1. Duration – has this lump been there for some time and growing slowly (most likely epidermal/pilar cyst)
2. If the lump is of recent onset and is painful – consider if that could be an inflammed epidermal cyst or abscess
3. Lymph node – especially in back of scalp eg occipital lymph node. An US can be helpful if the lump is large – to see if the normal lymph node architecture is present or absent. In case of the latter, consider US-guided FNAC
4. Have a look : if subcutaneous – epidermal cyst. But also to consider lipoma especially at back of scalp. The pilar/epidermal cyst usually has a punctum – but that may not be easily seen(although when you inject LA into the lump, you can sometimes see a bit squirting out) Because of the thick skin, it can be difficult to differentiate a lipoma from a cyst.
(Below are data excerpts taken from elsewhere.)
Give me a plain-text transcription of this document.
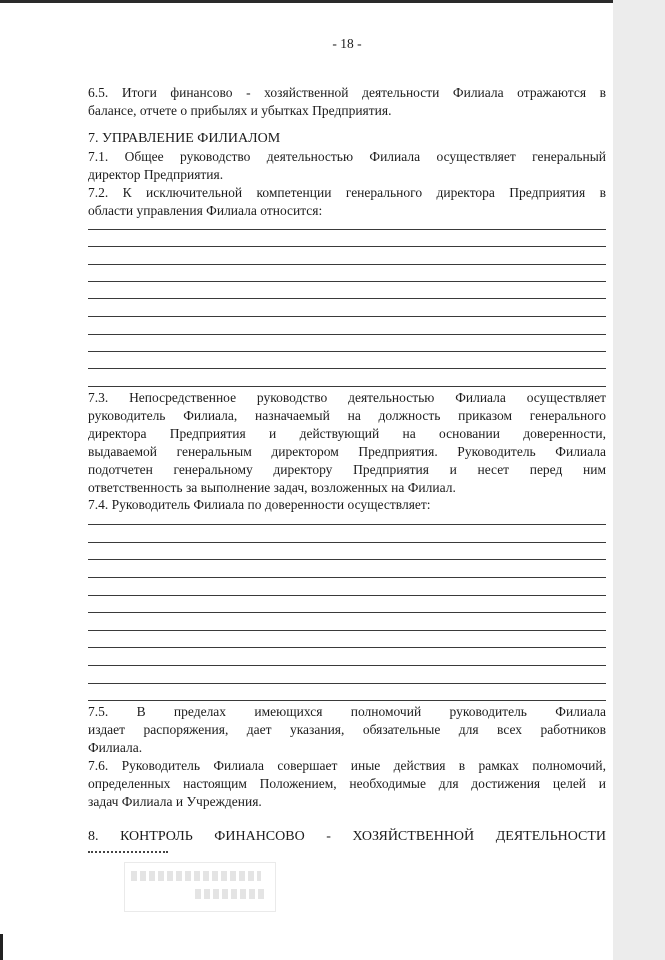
- 18 -
6.5. Итоги финансово - хозяйственной деятельности Филиала отражаются в
балансе, отчете о прибылях и убытках Предприятия.
7. УПРАВЛЕНИЕ ФИЛИАЛОМ
7.1. Общее руководство деятельностью Филиала осуществляет генеральный
директор Предприятия.
7.2. К исключительной компетенции генерального директора Предприятия в
области управления Филиала относится:
7.3. Непосредственное руководство деятельностью Филиала осуществляет
руководитель Филиала, назначаемый на должность приказом генерального
директора Предприятия и действующий на основании доверенности,
выдаваемой генеральным директором Предприятия. Руководитель Филиала
подотчетен генеральному директору Предприятия и несет перед ним
ответственность за выполнение задач, возложенных на Филиал.
7.4. Руководитель Филиала по доверенности осуществляет:
7.5. В пределах имеющихся полномочий руководитель Филиала
издает распоряжения, дает указания, обязательные для всех работников
Филиала.
7.6. Руководитель Филиала совершает иные действия в рамках полномочий,
определенных настоящим Положением, необходимые для достижения целей и
задач Филиала и Учреждения.
8. КОНТРОЛЬ ФИНАНСОВО - ХОЗЯЙСТВЕННОЙ ДЕЯТЕЛЬНОСТИ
If on the skin – consider – skin cancer eg melanoma, BCC or SCC. (I can recall a sad case where a young woman in her 20s presented with a large nodular melanoma on the scalp with satellite nodules – this was discovered by her hairdresser )
5. Other rarer causes – osteoma (bony tumours of the scalp), other soft tissue tumour, tricholemmal cyst
Management:
Offer excision under local anaesthesia – to remove the lump. Best to use an artery to dissect bluntly in the plane around the cyst wall if possible. The Local anaesthesia is also good at helping in creating a plane between the cyst and the surrounding tissue(a bit of hydrodissection). Be careful when injecting in LA or when you incise a cyst that is tense with local anaesthesia – the LA may just squirt out (together with some sebaecous material that may not be smelling all that good…think months of accummulated dirt under the armpit) I always send the lump for histology. If lipoma, it is important to exclude the rarer spindle cell variant which can be more likely to turn to a liposarcoma. Make sure too to remove all the pseudopodia of the lipoma to reduce the risk of recurrence.